The one thing that seems to resolve this for me for the most part, is to kill applications that are using GPU memory before requesting sleep. I rarely have problems when I do this, but as shown in the output below, multiple applications required for KDE are always running in GPU:
Sun Jan 10 19:56:24 2021
+-----------------------------------------------------------------------------+
| NVIDIA-SMI 390.141 Driver Version: 390.141 |
|-------------------------------+----------------------+----------------------+
| GPU Name Persistence-M| Bus-Id Disp.A | Volatile Uncorr. ECC |
| Fan Temp Perf Pwr:Usage/Cap| Memory-Usage | GPU-Util Compute M. |
|===============================+======================+======================|
| 0 Quadro K2000M Off | 00000000:01:00.0 On | N/A |
| N/A 34C P8 N/A / N/A | 642MiB / 1999MiB | 0% Default |
+-------------------------------+----------------------+----------------------+
+-----------------------------------------------------------------------------+
| Processes: GPU Memory |
| GPU PID Type Process name Usage |
|=============================================================================|
| 0 2798 G /usr/lib/xorg/Xorg 389MiB |
| 0 3105 G /usr/bin/kwin_x11 98MiB |
| 0 3113 G /usr/bin/plasmashell 113MiB |
| 0 5957 G /usr/lib/firefox/firefox 1MiB |
| 0 7099 G /usr/bin/systemsettings5 34MiB |
+-----------------------------------------------------------------------------+
I am not interested in providing logs to troubleshoot this, I only want to know that NVidia is working on this, and a general idea of when we can expect to see this feature fixed. Any ideas?
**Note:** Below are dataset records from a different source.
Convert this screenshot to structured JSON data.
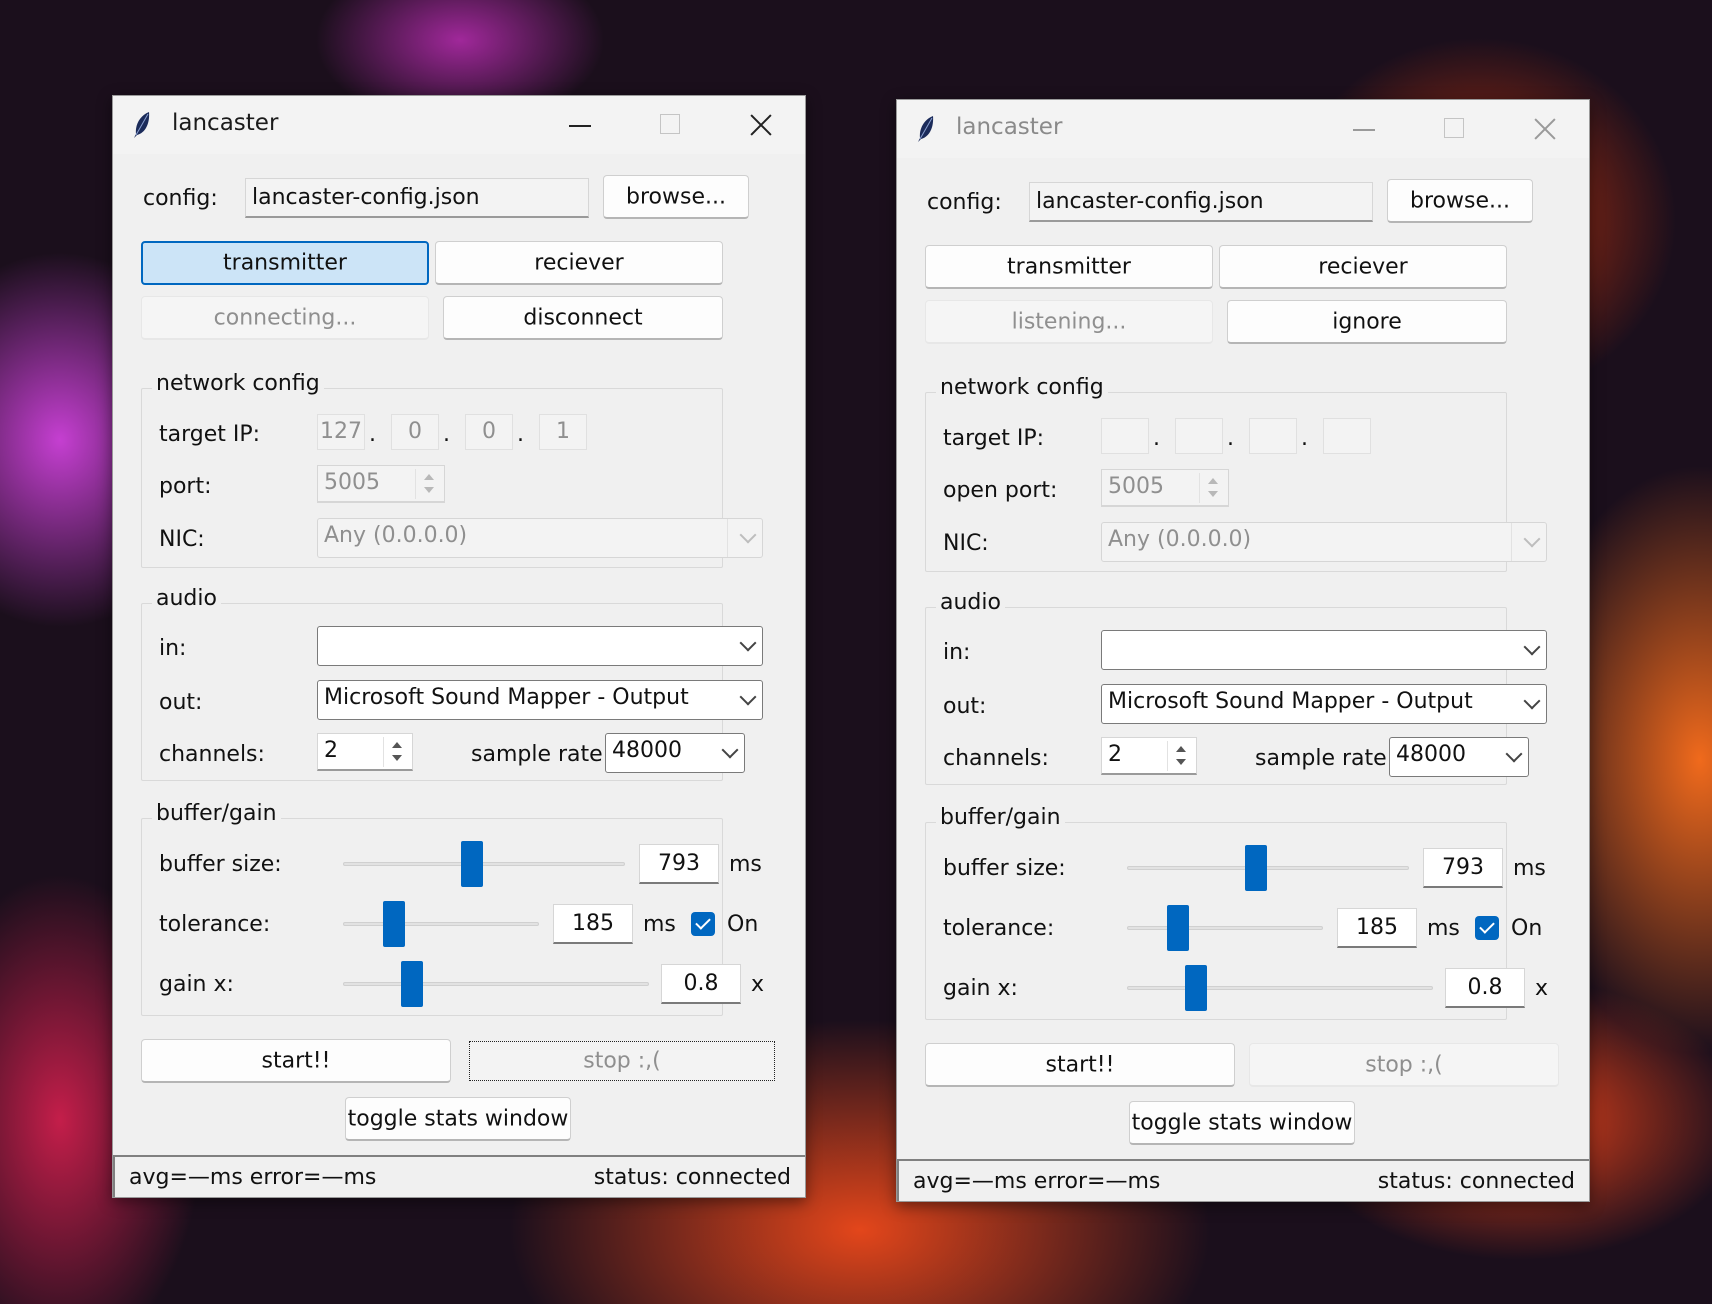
{
  "windows": [
    {
      "title": "lancaster",
      "config_label": "config:",
      "config_value": "lancaster-config.json",
      "browse_label": "browse...",
      "mode_transmitter": "transmitter",
      "mode_receiver": "reciever",
      "status_button": "connecting...",
      "action_button": "disconnect",
      "network": {
        "title": "network config",
        "ip_label": "target IP:",
        "ip": [
          "127",
          "0",
          "0",
          "1"
        ],
        "port_label": "port:",
        "port": "5005",
        "nic_label": "NIC:",
        "nic": "Any (0.0.0.0)"
      },
      "audio": {
        "title": "audio",
        "in_label": "in:",
        "in_value": "",
        "out_label": "out:",
        "out_value": "Microsoft Sound Mapper - Output",
        "channels_label": "channels:",
        "channels": "2",
        "rate_label": "sample rate:",
        "rate": "48000"
      },
      "buffer": {
        "title": "buffer/gain",
        "buffer_label": "buffer size:",
        "buffer_value": "793",
        "buffer_unit": "ms",
        "tolerance_label": "tolerance:",
        "tolerance_value": "185",
        "tolerance_unit": "ms",
        "tolerance_on": "On",
        "gain_label": "gain x:",
        "gain_value": "0.8",
        "gain_unit": "x"
      },
      "start_label": "start!!",
      "stop_label": "stop :,(",
      "stats_label": "toggle stats window",
      "status_left": "avg=—ms  error=—ms",
      "status_right": "status: connected"
    },
    {
      "title": "lancaster",
      "config_label": "config:",
      "config_value": "lancaster-config.json",
      "browse_label": "browse...",
      "mode_transmitter": "transmitter",
      "mode_receiver": "reciever",
      "status_button": "listening...",
      "action_button": "ignore",
      "network": {
        "title": "network config",
        "ip_label": "target IP:",
        "ip": [
          "",
          "",
          "",
          ""
        ],
        "port_label": "open port:",
        "port": "5005",
        "nic_label": "NIC:",
        "nic": "Any (0.0.0.0)"
      },
      "audio": {
        "title": "audio",
        "in_label": "in:",
        "in_value": "",
        "out_label": "out:",
        "out_value": "Microsoft Sound Mapper - Output",
        "channels_label": "channels:",
        "channels": "2",
        "rate_label": "sample rate:",
        "rate": "48000"
      },
      "buffer": {
        "title": "buffer/gain",
        "buffer_label": "buffer size:",
        "buffer_value": "793",
        "buffer_unit": "ms",
        "tolerance_label": "tolerance:",
        "tolerance_value": "185",
        "tolerance_unit": "ms",
        "tolerance_on": "On",
        "gain_label": "gain x:",
        "gain_value": "0.8",
        "gain_unit": "x"
      },
      "start_label": "start!!",
      "stop_label": "stop :,(",
      "stats_label": "toggle stats window",
      "status_left": "avg=—ms  error=—ms",
      "status_right": "status: connected"
    }
  ],
  "colors": {
    "accent": "#0067c0",
    "selected_bg": "#cce4f7",
    "window_bg": "#f0f0f0",
    "disabled_text": "#8f8f8f"
  }
}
Like the OP already mentioned, the “planned architectural changes” are this:
https://download.nvidia.com/XFree86/Linux-x86_64/450.57/README/powermanagement.html
WFM, but seems to cause problems for other users.
For some reason, this problem went away. I reinstalled kubuntu 20.10 and then I got Nvidia drivers version 460. Now I don’t see the problem any more. I guess the new drivers have some improvements. Anyone know?